Northwestern Medicine scientists have shown how a signaling pathway and genetic material work together in regulating the behavior of two subtypes of brain tumors called glioblastomas in a recent paper published in Nature Communications.
Northwestern Medicine scientists identified the circuit, composed of a signaling pathway and two microRNAs, and demonstrated that it regulates the behaviors of different subtypes of glioblastomas, a common and deadly brain tumor.
Shi-Yuan Cheng, PhD, professor of Neurology in the Division of Neuro-Oncology and a member of the Robert H. Lurie Comprehensive Cancer Center, profiled proneural and mesenchymal glioblastoma subtypes and studied the role of microRNAs, small molecules that are important in regulating gene expression, and their involvement in the tumors’ growth and response to therapy.

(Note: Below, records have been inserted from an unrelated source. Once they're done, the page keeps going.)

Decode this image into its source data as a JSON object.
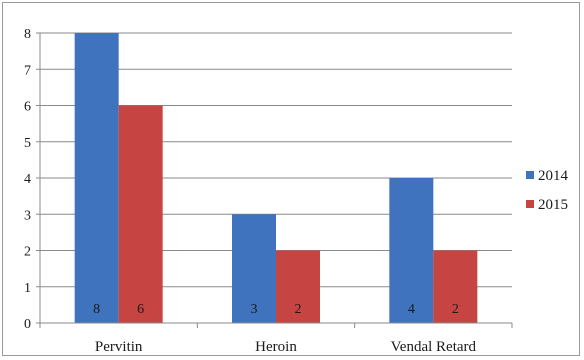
{
  "chart_data": {
    "type": "bar",
    "categories": [
      "Pervitin",
      "Heroin",
      "Vendal Retard"
    ],
    "series": [
      {
        "name": "2014",
        "values": [
          8,
          3,
          4
        ],
        "color": "#3f73bd"
      },
      {
        "name": "2015",
        "values": [
          6,
          2,
          2
        ],
        "color": "#c64441"
      }
    ],
    "ylim": [
      0,
      8
    ],
    "yticks": [
      0,
      1,
      2,
      3,
      4,
      5,
      6,
      7,
      8
    ],
    "grid": true,
    "legend": "right",
    "data_labels": true
  }
}
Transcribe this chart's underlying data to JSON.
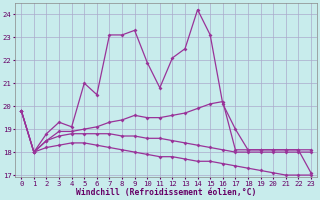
{
  "xlabel": "Windchill (Refroidissement éolien,°C)",
  "background_color": "#c8ecec",
  "grid_color": "#aaaacc",
  "line_color": "#993399",
  "x_values": [
    0,
    1,
    2,
    3,
    4,
    5,
    6,
    7,
    8,
    9,
    10,
    11,
    12,
    13,
    14,
    15,
    16,
    17,
    18,
    19,
    20,
    21,
    22,
    23
  ],
  "series1": [
    19.8,
    18.0,
    18.8,
    19.3,
    19.1,
    21.0,
    20.5,
    23.1,
    23.1,
    23.3,
    21.9,
    20.8,
    22.1,
    22.5,
    24.2,
    23.1,
    20.1,
    19.0,
    18.1,
    18.1,
    18.1,
    18.1,
    18.1,
    17.1
  ],
  "series2": [
    19.8,
    18.0,
    18.5,
    18.9,
    18.9,
    19.0,
    19.1,
    19.3,
    19.4,
    19.6,
    19.5,
    19.5,
    19.6,
    19.7,
    19.9,
    20.1,
    20.2,
    18.1,
    18.1,
    18.1,
    18.1,
    18.1,
    18.1,
    18.1
  ],
  "series3": [
    19.8,
    18.0,
    18.5,
    18.7,
    18.8,
    18.8,
    18.8,
    18.8,
    18.7,
    18.7,
    18.6,
    18.6,
    18.5,
    18.4,
    18.3,
    18.2,
    18.1,
    18.0,
    18.0,
    18.0,
    18.0,
    18.0,
    18.0,
    18.0
  ],
  "series4": [
    19.8,
    18.0,
    18.2,
    18.3,
    18.4,
    18.4,
    18.3,
    18.2,
    18.1,
    18.0,
    17.9,
    17.8,
    17.8,
    17.7,
    17.6,
    17.6,
    17.5,
    17.4,
    17.3,
    17.2,
    17.1,
    17.0,
    17.0,
    17.0
  ],
  "ylim": [
    16.9,
    24.5
  ],
  "yticks": [
    17,
    18,
    19,
    20,
    21,
    22,
    23,
    24
  ],
  "xlim": [
    -0.5,
    23.5
  ],
  "marker_size": 2.0,
  "line_width": 0.9,
  "tick_fontsize": 5.2,
  "xlabel_fontsize": 5.8,
  "tick_color": "#660066",
  "label_color": "#660066"
}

“To use microRNAs as a therapeutic agent, we really need to understand how microRNAs regulate the phenotypes of glioblastomas,” Cheng said.
Cheng and his team reported that two microRNAs are key modulators of the Wnt signaling pathway, responsible for regulating tumor subtype-specific behaviors of glioblastomas, and that these two microRNAs are active in the proneural subtype but inactive in mesenchymal tumors.
They also found the high levels of these two microRNAs in proneural tumors target a known Wnt inhibitor FZD6, which further enhances the activity of Wnt signaling that is active in proneural but inactive in mesenchymal glioblastomas.
In mesenchymal tumors, they found high levels of FZD6 reduced Wnt signaling and decreased levels of the two microRNAs. They also observed FZD6-stimualtion of two other regulatory circuits that regulate the characteristics and behavior of mesenchymal tumors.
“This data shows that RNA signatures can be used to classify glioblastomas similar to subtyping by genetic expression,” Cheng said. “Our findings could lead to the development of more effective therapies for patients.”
The study performed in Cheng’s laboratory was supported by National Institutes of Health grants NS093843, NS095634, CA158911 and CA158911-S, T32CA070085, a Brain Cancer Research Award from James S. McDonnell Foundation, and support from Northwestern Brain Tumor Institute at Northwestern University. Other co-authors were supported by grants from NIH and other funding agencies.